Israel: Guter Start in die Qualifikation
Der israelische Fußball stagnierte den letzten Jahren. Lediglich die führenden Klubs Maccabi Haifa, Maccabi Tel Aviv und Hapoel Tel Aviv sorgten auf internationaler Ebene für gelegentliche Achtungserfolge, weit kamen sie in den Europapokalwettbewerben jedoch nie. Das Nationalteam konnte sich seit der WM-Teilnahme 1970 nicht mehr für ein großes Turnier qualifizieren. Die Qualifikation zur EM 2000 verspielte Israel allerdings erst in der Relegation, als man Dänemark in beiden Partien klar unterlag. Wie auch heute war damals Zypern ein Gruppengegner in der Qualifikation. Das Heimspiel wurde mit 3:0 gewonnen, auf Zypern unterlagen die Israelis mit 2:3.

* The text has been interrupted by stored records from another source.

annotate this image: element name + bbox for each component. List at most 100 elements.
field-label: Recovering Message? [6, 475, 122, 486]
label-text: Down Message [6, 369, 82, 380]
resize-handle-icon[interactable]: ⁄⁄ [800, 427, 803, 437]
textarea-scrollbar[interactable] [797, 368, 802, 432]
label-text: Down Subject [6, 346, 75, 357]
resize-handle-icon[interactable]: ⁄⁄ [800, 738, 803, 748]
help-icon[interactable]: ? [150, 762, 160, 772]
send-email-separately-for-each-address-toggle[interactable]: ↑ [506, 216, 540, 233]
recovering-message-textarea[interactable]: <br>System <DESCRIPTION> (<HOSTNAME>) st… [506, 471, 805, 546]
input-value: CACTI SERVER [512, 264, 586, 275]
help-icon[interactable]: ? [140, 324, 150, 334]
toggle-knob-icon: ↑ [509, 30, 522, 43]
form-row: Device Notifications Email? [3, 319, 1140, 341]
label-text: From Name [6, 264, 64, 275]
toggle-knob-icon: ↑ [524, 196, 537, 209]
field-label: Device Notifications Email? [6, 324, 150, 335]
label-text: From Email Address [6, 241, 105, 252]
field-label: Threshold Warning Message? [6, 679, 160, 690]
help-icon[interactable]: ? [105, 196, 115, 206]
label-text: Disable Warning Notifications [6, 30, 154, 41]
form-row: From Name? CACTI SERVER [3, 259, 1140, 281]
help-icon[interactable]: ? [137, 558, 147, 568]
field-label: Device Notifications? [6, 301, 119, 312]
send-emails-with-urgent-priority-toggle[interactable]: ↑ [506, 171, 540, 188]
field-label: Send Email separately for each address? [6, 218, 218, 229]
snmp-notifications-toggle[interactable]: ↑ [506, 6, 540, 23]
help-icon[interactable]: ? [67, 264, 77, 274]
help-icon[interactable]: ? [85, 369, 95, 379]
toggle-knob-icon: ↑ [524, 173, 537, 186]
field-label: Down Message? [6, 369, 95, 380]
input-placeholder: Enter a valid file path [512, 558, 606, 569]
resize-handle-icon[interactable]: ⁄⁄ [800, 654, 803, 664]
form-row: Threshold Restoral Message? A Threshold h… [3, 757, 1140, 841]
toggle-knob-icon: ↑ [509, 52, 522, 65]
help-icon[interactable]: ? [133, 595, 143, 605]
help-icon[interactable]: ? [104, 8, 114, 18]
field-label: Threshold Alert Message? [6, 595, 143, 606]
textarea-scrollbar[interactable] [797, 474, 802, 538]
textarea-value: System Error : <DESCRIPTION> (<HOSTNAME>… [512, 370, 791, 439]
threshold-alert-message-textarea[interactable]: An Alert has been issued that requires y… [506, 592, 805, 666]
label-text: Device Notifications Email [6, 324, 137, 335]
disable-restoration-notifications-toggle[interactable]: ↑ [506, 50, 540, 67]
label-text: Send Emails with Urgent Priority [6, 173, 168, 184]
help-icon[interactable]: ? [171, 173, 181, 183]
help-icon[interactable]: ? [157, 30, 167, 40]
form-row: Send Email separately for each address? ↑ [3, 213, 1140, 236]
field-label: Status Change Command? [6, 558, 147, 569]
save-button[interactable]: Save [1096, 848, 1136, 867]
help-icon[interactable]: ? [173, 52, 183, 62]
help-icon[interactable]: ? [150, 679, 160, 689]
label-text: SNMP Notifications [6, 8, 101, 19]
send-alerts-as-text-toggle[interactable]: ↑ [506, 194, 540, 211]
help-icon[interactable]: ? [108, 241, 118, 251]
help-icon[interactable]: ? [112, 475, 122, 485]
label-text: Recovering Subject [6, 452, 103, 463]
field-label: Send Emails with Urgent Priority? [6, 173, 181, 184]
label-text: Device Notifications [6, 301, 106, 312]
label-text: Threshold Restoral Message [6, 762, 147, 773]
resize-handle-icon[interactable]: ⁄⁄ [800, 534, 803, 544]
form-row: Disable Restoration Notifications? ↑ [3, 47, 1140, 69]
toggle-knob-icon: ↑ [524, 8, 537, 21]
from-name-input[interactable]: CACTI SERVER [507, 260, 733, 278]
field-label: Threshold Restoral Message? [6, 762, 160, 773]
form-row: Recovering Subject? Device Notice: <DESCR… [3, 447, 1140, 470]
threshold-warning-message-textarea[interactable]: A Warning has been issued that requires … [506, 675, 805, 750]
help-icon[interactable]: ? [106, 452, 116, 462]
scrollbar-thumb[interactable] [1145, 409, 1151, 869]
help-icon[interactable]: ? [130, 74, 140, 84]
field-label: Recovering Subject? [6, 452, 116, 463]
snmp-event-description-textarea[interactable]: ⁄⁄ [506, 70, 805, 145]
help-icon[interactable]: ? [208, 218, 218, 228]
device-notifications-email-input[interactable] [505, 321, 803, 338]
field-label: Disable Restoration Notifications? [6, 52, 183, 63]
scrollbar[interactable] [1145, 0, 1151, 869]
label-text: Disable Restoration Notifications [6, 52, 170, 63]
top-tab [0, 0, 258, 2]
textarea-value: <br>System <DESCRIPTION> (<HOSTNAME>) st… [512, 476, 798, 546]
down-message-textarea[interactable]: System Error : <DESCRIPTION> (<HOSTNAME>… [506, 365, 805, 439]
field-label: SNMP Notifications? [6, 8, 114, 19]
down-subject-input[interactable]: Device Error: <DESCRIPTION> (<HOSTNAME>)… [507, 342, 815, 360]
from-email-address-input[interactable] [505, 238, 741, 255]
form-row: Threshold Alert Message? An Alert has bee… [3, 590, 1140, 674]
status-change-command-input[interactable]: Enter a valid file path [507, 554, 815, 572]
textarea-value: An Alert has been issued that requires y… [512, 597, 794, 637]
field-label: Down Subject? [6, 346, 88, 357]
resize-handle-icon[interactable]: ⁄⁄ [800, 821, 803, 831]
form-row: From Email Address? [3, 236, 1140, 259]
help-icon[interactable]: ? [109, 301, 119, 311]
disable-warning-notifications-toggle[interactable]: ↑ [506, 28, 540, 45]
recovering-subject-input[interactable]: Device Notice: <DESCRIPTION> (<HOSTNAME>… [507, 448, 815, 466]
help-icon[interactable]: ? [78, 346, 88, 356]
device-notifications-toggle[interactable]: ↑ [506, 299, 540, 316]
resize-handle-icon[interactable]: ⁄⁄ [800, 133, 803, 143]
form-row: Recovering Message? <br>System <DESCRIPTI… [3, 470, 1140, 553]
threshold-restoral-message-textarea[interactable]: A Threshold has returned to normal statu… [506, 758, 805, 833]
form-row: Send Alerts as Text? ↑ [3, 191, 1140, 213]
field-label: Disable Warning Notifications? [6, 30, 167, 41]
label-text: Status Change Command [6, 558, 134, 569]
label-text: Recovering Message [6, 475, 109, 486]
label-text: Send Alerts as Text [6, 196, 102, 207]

In die Qualifikation für Portugal 2004 startete das von Avraham Grant trainierte Israel mit einem 2:0-Auswärtssieg auf Malta. Der Treffer zum 2:0-Endstand gelang Mittelfeldregisseur Haim Revivo (Fenerbahce Istanbul), der Ende 2002 vom HSV heiß umworben wurde. Eine Verpflichtung des 30-Jährigen scheiterte jedoch, da man sich finanziell nicht einigen konnte. Ein weiterer Leistungsträger in Israels Auswahlteam ist Avraham Tikva, der als Nummer zehn der Young Boys Bern im offensiven Mittelfeld die Fäden zieht.

Ausblick
Dass Frankreichs direkte EM-Qualifikation in Gefahr gerät, ist nicht zu erwarten. „Les Bleues“ haben den Tiefschlag der WM-Endrunde in Asien verdaut und steuern unbeirrt der Endrunde in Portugal entgegen. Die Konkurrenz in Gruppe 1 ist nicht dazu geeignet, den Europameister in Bedrängnis zu bringen. Beste Aussichten, als Gruppenzweiter die Relegation zu erreichen, haben Slowenien, Israel und - mit Abstrichen - Zypern. Maltas Träume von der Endrundenteilnahme dürften nach den vier Niederlagen im Jahre 2002 bereits beendet sein.